My dad has had a speaker phone for years. On the plus side, this means that I don’t have to repeat myself over and over again to different family members, however it does have its setbacks. When I call home, I am immediately put on speaker, and my news is broadcast to whoever is present. And everyone will just chip in. There’ll be no advanced mention as to who’s in the room. I’ll be in the middle of telling a story to my dad, with no idea there is anyone else around, and then my brother will suddenly chime in, my dad’s fiancée Irene, one of my nieces or nephews, or the postman, if he happens to be passing. There’s no such thing as privacy in our family, which is very difficult for me, because as you all know, I am ordinarily a very private man; It’s not like I want to broadcast my life to all and sundry.

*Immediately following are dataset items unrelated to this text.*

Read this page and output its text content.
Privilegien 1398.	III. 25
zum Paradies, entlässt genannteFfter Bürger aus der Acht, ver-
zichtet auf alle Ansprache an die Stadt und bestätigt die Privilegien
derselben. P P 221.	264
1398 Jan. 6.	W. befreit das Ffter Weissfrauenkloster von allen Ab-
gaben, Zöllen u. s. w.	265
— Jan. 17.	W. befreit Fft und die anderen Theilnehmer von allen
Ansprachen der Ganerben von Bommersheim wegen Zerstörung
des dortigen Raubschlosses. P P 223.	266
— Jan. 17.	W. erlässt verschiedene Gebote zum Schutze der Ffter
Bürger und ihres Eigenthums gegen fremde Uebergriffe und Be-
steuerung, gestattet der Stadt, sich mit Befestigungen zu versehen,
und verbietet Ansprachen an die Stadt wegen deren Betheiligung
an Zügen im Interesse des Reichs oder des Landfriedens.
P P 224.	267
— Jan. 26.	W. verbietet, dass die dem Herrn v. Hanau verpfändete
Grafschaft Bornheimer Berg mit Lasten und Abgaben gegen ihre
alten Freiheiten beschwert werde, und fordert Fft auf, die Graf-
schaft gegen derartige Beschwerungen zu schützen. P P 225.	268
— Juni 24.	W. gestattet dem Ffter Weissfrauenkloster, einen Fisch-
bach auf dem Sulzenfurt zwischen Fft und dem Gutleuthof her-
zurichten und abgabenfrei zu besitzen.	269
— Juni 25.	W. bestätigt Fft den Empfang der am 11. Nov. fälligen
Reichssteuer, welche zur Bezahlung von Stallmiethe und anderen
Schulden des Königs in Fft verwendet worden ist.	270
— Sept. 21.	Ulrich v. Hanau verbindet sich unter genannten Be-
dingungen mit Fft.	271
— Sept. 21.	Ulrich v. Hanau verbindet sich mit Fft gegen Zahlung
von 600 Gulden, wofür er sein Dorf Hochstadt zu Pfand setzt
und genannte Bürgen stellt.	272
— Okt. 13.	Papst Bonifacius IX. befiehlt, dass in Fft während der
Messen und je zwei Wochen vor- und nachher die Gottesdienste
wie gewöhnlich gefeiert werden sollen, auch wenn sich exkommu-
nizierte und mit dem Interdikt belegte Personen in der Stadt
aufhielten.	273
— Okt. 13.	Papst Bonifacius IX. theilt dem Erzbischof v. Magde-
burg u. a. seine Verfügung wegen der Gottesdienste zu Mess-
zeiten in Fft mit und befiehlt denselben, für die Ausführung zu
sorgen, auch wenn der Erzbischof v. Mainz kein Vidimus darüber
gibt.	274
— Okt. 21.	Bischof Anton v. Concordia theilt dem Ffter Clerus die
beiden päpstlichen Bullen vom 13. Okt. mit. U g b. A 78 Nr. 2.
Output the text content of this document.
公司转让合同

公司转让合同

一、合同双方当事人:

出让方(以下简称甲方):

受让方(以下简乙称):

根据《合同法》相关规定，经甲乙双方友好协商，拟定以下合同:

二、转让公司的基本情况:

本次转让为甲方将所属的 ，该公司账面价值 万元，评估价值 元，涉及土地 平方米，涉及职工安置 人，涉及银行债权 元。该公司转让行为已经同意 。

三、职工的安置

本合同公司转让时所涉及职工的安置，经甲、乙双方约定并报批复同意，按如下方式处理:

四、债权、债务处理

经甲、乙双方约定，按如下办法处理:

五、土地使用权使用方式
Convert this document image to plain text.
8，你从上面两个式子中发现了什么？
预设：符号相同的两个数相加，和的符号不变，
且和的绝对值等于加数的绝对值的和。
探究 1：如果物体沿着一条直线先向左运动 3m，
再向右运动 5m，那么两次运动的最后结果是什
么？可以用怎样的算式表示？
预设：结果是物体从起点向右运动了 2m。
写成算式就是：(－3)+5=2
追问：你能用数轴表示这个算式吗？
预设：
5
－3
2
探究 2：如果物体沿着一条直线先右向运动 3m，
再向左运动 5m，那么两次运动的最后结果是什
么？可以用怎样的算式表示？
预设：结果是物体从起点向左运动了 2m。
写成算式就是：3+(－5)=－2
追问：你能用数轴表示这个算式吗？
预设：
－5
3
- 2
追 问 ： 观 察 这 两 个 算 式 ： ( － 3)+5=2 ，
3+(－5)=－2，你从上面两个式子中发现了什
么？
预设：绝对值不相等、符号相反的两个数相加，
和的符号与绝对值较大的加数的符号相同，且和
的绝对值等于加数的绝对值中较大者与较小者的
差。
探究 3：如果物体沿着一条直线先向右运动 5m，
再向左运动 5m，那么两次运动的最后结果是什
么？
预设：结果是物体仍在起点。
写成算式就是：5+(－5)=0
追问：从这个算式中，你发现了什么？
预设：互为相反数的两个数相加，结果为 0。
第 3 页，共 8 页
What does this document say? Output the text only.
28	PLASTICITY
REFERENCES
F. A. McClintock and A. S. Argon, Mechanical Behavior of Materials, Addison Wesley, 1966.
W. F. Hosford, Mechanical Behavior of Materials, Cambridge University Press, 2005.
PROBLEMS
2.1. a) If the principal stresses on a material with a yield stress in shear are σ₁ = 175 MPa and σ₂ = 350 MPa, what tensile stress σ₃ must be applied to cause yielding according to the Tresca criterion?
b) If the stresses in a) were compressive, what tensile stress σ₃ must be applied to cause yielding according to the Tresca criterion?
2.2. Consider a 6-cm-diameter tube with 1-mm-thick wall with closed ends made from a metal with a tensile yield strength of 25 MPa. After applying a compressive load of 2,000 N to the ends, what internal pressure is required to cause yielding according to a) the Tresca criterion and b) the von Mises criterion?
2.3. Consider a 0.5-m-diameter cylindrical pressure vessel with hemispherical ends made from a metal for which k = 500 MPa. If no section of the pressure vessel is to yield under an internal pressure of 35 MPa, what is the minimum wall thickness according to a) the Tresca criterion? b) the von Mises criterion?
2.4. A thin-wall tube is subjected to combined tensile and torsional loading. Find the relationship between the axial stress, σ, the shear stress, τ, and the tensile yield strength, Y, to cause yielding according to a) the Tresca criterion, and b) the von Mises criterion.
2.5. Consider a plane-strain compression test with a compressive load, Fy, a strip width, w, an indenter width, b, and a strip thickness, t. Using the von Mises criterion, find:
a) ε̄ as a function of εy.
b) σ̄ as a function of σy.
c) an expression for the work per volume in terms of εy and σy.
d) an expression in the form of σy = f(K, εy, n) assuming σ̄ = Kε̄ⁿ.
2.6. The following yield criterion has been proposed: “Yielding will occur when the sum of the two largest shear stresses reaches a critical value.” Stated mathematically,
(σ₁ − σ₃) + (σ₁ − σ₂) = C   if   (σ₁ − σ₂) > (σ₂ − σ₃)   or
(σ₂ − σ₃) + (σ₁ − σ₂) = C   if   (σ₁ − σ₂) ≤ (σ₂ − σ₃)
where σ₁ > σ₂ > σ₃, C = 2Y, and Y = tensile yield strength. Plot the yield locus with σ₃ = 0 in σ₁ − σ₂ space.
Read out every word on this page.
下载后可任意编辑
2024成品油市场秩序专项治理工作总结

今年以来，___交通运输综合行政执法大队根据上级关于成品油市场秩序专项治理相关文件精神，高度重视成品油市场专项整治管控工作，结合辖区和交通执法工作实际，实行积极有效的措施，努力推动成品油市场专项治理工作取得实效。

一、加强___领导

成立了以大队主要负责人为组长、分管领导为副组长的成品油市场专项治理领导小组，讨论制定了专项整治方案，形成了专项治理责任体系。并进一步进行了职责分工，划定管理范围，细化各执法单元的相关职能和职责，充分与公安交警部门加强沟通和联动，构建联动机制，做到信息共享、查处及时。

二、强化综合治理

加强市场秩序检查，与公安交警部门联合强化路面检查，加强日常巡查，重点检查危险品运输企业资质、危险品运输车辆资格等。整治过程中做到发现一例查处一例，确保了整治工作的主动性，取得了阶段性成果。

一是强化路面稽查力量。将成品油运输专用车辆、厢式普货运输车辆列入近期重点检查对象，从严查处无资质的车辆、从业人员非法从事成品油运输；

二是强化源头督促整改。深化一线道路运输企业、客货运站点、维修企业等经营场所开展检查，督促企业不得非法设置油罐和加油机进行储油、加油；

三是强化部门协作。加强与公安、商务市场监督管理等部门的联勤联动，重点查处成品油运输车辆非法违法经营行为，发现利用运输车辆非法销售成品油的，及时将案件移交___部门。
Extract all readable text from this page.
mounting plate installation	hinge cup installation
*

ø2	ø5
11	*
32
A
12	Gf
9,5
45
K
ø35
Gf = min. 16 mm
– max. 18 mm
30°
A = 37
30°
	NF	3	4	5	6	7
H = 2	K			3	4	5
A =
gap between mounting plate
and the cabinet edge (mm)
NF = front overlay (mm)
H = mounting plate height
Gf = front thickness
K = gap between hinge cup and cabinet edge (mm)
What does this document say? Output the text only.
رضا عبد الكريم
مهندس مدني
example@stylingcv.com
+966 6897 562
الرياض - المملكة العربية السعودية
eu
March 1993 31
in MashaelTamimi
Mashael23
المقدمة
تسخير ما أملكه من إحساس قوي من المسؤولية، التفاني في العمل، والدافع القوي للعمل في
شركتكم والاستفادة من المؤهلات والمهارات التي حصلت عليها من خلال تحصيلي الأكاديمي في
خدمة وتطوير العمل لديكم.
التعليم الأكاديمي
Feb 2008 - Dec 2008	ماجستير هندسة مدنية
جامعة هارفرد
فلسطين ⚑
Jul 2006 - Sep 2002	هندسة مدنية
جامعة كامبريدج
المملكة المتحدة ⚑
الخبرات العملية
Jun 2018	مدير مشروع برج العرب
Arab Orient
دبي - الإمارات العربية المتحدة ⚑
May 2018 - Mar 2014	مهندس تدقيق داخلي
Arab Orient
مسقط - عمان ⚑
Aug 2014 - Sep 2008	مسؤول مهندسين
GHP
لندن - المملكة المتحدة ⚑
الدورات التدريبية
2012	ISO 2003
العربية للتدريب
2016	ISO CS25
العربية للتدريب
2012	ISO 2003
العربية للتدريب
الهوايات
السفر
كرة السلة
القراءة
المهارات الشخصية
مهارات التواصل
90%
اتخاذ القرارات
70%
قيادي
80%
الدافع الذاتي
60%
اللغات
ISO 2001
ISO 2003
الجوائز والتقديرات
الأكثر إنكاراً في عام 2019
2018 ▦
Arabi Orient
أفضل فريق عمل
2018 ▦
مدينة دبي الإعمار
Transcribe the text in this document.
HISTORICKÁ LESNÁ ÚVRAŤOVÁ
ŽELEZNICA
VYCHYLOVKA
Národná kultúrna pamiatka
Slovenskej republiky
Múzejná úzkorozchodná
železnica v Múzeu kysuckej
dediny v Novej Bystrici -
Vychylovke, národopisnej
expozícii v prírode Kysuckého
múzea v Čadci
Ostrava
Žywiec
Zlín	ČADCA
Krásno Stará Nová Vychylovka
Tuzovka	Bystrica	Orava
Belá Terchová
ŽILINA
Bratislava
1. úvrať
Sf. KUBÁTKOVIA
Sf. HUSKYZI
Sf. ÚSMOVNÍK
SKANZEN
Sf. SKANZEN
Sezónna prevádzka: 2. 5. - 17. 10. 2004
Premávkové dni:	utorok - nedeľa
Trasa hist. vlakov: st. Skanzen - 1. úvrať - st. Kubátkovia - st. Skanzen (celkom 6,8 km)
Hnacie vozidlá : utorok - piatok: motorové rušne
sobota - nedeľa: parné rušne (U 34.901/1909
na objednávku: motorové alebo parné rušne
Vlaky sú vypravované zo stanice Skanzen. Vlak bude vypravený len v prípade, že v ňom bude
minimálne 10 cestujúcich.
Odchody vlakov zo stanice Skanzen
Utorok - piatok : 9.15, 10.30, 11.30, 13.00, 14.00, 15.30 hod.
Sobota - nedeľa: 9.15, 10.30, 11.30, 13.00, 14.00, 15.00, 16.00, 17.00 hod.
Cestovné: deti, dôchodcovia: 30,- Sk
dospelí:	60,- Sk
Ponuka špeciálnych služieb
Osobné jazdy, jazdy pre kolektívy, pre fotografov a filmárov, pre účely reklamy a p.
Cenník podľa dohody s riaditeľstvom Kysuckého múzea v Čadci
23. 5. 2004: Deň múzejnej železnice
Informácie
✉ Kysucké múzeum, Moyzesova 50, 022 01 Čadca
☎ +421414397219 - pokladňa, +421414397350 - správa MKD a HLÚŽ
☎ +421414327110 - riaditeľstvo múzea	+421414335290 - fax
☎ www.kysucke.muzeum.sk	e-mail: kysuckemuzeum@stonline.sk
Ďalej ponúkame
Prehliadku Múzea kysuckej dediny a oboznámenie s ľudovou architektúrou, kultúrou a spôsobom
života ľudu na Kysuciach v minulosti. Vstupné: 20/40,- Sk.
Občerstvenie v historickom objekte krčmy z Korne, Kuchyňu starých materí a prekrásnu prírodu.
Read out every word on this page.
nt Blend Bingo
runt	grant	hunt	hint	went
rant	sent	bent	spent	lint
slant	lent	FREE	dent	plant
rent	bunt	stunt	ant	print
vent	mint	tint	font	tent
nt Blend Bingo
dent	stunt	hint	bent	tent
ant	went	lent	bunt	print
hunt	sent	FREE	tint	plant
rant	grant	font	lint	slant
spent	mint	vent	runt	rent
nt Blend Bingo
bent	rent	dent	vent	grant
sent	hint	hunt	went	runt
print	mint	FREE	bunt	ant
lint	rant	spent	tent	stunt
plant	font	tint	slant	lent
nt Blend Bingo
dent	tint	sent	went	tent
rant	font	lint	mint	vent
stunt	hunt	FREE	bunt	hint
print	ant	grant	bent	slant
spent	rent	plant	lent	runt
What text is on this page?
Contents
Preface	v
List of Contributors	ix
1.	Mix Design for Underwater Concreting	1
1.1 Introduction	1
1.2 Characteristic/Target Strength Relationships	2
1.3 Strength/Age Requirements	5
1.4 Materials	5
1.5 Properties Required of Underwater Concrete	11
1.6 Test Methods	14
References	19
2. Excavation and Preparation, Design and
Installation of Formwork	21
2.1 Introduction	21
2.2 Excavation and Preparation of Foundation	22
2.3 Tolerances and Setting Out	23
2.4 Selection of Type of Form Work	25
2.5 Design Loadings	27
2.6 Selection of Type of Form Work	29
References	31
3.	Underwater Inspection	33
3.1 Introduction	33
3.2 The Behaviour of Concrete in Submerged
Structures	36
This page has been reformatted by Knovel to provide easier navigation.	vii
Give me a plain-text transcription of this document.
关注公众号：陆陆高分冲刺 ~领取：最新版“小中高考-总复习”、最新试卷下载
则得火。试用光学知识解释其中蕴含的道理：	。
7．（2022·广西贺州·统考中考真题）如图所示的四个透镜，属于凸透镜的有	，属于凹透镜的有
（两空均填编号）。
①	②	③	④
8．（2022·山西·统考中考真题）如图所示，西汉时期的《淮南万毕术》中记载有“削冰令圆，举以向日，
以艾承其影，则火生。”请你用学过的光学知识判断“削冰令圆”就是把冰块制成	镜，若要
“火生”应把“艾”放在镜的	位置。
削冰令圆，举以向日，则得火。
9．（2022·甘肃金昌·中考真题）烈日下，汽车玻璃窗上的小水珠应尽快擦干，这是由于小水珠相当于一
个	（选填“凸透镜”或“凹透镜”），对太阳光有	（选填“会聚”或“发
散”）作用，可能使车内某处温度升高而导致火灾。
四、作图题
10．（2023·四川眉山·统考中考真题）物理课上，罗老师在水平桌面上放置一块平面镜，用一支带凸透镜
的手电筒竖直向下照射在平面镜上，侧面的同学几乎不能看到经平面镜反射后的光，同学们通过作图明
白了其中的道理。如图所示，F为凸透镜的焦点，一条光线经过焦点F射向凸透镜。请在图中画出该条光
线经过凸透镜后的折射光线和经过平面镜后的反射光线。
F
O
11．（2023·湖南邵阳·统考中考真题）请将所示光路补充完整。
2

It took my dad awhile to get used to operating this newfangled phone with the hands-free speaker setting. For the first year or so, rather than pressing the button to terminate the call after the conversation, he would press the button that transfers the phone from the hands-free speaker setting to the hands-in receiver setting. This meant that after I’d said goodbye, I’d then get the post phone call discussion, as dad and whoever else was in the room had a conversation about what I’d just been talking about.
“Well he seems to be doing all right, or at least he says he is,” says dad.
“Yes, good to hear the gigs are going well. He sounds busy,” says my dad’s fiancée Irene.
“I hope the ointment works on that embarrassing growth he was talking about. It sounded quite nasty,” says the postman.
I’d try and shout down the phone to let them know that I could still hear them and that they hadn’t hung up properly, but it was no use; I could hear them, but they couldn’t hear me, and they’d just keep chatting away about me, and I’d listen, hoping that my dad wouldn’t say something awkward for me to hear like, “I know it’s a bad thing for a father to say, but I can’t help feeling disappointed in him.”
“Well I know it’s not really my place to say this, but I know what you mean,” says the milkman.
Or things could get really awkward.
“Well, I thought he’d never get off the phone. But now he’s gone, and it’s just me and you, do you fancy a bit of fun? Let’s get you out of that dress.” Oh no dad, I don’t want to be privy to you and Irene getting physical. Definitely time for me to hang up.
“Oh yes, come here big boy,” says … the postman?